Recently, researchers from the US Forest Service and the Davey Institute decided to sit down and calculate how many lives per year urban forests help to save.
The reasoning behind the study came about due to some Forest Service colleagues finding a direct correlation between the number of deaths per year and tree loss.
The study found that the more trees there are in a given area, the lower the death rate. 10 major cities were included in the equation and it was discovered that urban forests save one or more lives per year. How do they do this? Allow me to tell you.
Urban forests help clean the air of fine, particulate matter. including dirt, smoke, dust and soot. This particulate matter air pollution, or PM2.5, can damage lungs and cause a myriad of health problems.
In fact, in Atlanta, GA alone, trees clean 71 tons of pollution a year from the air. In New York City, urban forests clean enough pollution out of the air to save 7 or 8 lives per year!
This research also found that by cleaning up the air, urban forests not only save lives but also reduce the number of days people have to take off work due to illness and reduce the number of hospital visits.

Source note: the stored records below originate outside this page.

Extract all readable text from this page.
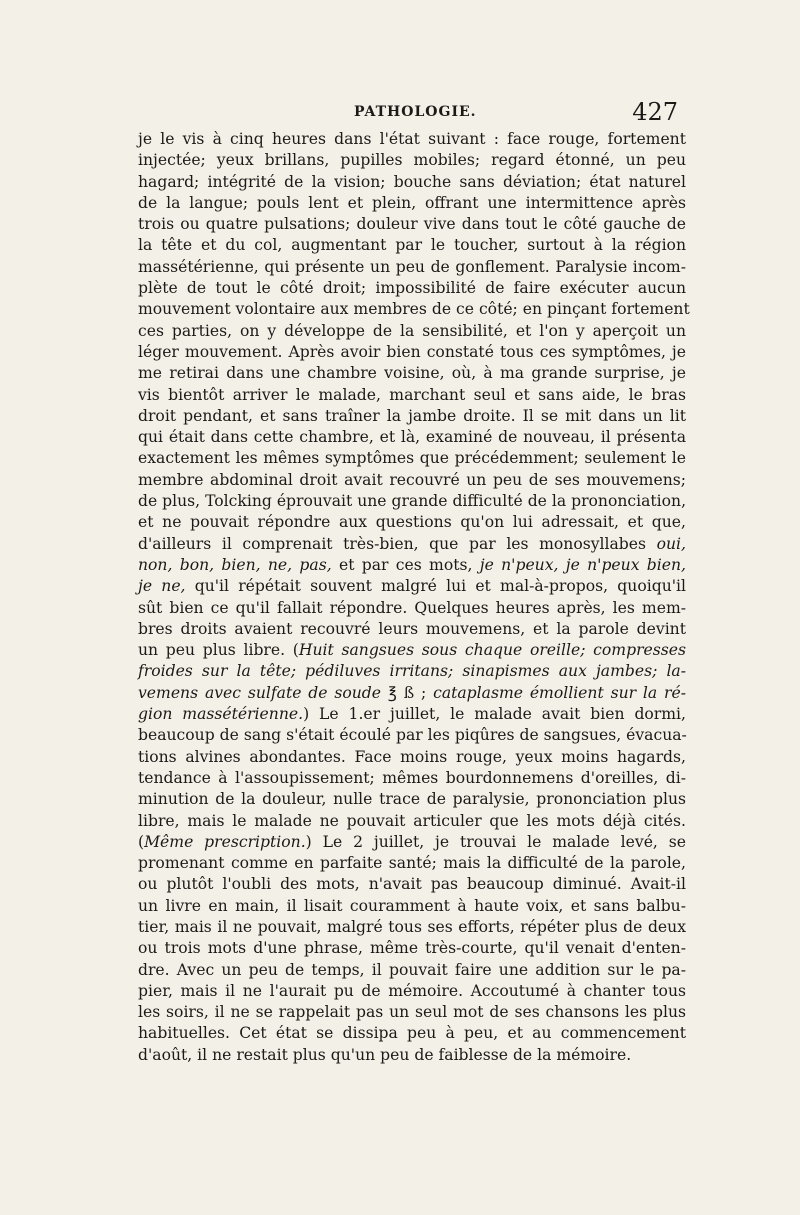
PATHOLOGIE.	427
je le vis à cinq heures dans l'état suivant : face rouge, fortement
injectée; yeux brillans, pupilles mobiles; regard étonné, un peu
hagard; intégrité de la vision; bouche sans déviation; état naturel
de la langue; pouls lent et plein, offrant une intermittence après
trois ou quatre pulsations; douleur vive dans tout le côté gauche de
la tête et du col, augmentant par le toucher, surtout à la région
massétérienne, qui présente un peu de gonflement. Paralysie incom-
plète de tout le côté droit; impossibilité de faire exécuter aucun
mouvement volontaire aux membres de ce côté; en pinçant fortement
ces parties, on y développe de la sensibilité, et l'on y aperçoit un
léger mouvement. Après avoir bien constaté tous ces symptômes, je
me retirai dans une chambre voisine, où, à ma grande surprise, je
vis bientôt arriver le malade, marchant seul et sans aide, le bras
droit pendant, et sans traîner la jambe droite. Il se mit dans un lit
qui était dans cette chambre, et là, examiné de nouveau, il présenta
exactement les mêmes symptômes que précédemment; seulement le
membre abdominal droit avait recouvré un peu de ses mouvemens;
de plus, Tolcking éprouvait une grande difficulté de la prononciation,
et ne pouvait répondre aux questions qu'on lui adressait, et que,
d'ailleurs il comprenait très-bien, que par les monosyllabes oui,
non, bon, bien, ne, pas, et par ces mots, je n'peux, je n'peux bien,
je ne, qu'il répétait souvent malgré lui et mal-à-propos, quoiqu'il
sût bien ce qu'il fallait répondre. Quelques heures après, les mem-
bres droits avaient recouvré leurs mouvemens, et la parole devint
un peu plus libre. (Huit sangsues sous chaque oreille; compresses
froides sur la tête; pédiluves irritans; sinapismes aux jambes; la-
vemens avec sulfate de soude ℥ ß ; cataplasme émollient sur la ré-
gion massétérienne.) Le 1.er juillet, le malade avait bien dormi,
beaucoup de sang s'était écoulé par les piqûres de sangsues, évacua-
tions alvines abondantes. Face moins rouge, yeux moins hagards,
tendance à l'assoupissement; mêmes bourdonnemens d'oreilles, di-
minution de la douleur, nulle trace de paralysie, prononciation plus
libre, mais le malade ne pouvait articuler que les mots déjà cités.
(Même prescription.) Le 2 juillet, je trouvai le malade levé, se
promenant comme en parfaite santé; mais la difficulté de la parole,
ou plutôt l'oubli des mots, n'avait pas beaucoup diminué. Avait-il
un livre en main, il lisait couramment à haute voix, et sans balbu-
tier, mais il ne pouvait, malgré tous ses efforts, répéter plus de deux
ou trois mots d'une phrase, même très-courte, qu'il venait d'enten-
dre. Avec un peu de temps, il pouvait faire une addition sur le pa-
pier, mais il ne l'aurait pu de mémoire. Accoutumé à chanter tous
les soirs, il ne se rappelait pas un seul mot de ses chansons les plus
habituelles. Cet état se dissipa peu à peu, et au commencement
d'août, il ne restait plus qu'un peu de faiblesse de la mémoire.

Economic benefits in Syracuse, NY amounted to $1.1 million, while in New York City, the economic benefits were an astounding $60.1 million!
The Forest Service issued a press release stating, in part:
“Overall, the greatest effect of trees on reducing health impacts of PM2.5 occurred in New York City due to its relatively large human population and the trees’ moderately high removal rate and reduction in pollution concentration.
The greatest overall removal by trees was in Atlanta due to its relatively high percent tree cover and PM2.5 concentrations.”
These unbelievable findings only covered the benefits associated with cleaning up PM2.5. They didn’t even touch on the life-saving and economic benefits that are reaped from the urban forest’s ability to clean up sulfur dioxide, ozone, nitrogen dioxide, larger soot particles and other types of air pollutants.
As Forest Service researcher, Michael Rains stated in the press release, “This research clearly illustrates that America’s urban forests are critical capital investments helping produce clear air and water; reduce energy costs; and making cities more livable.”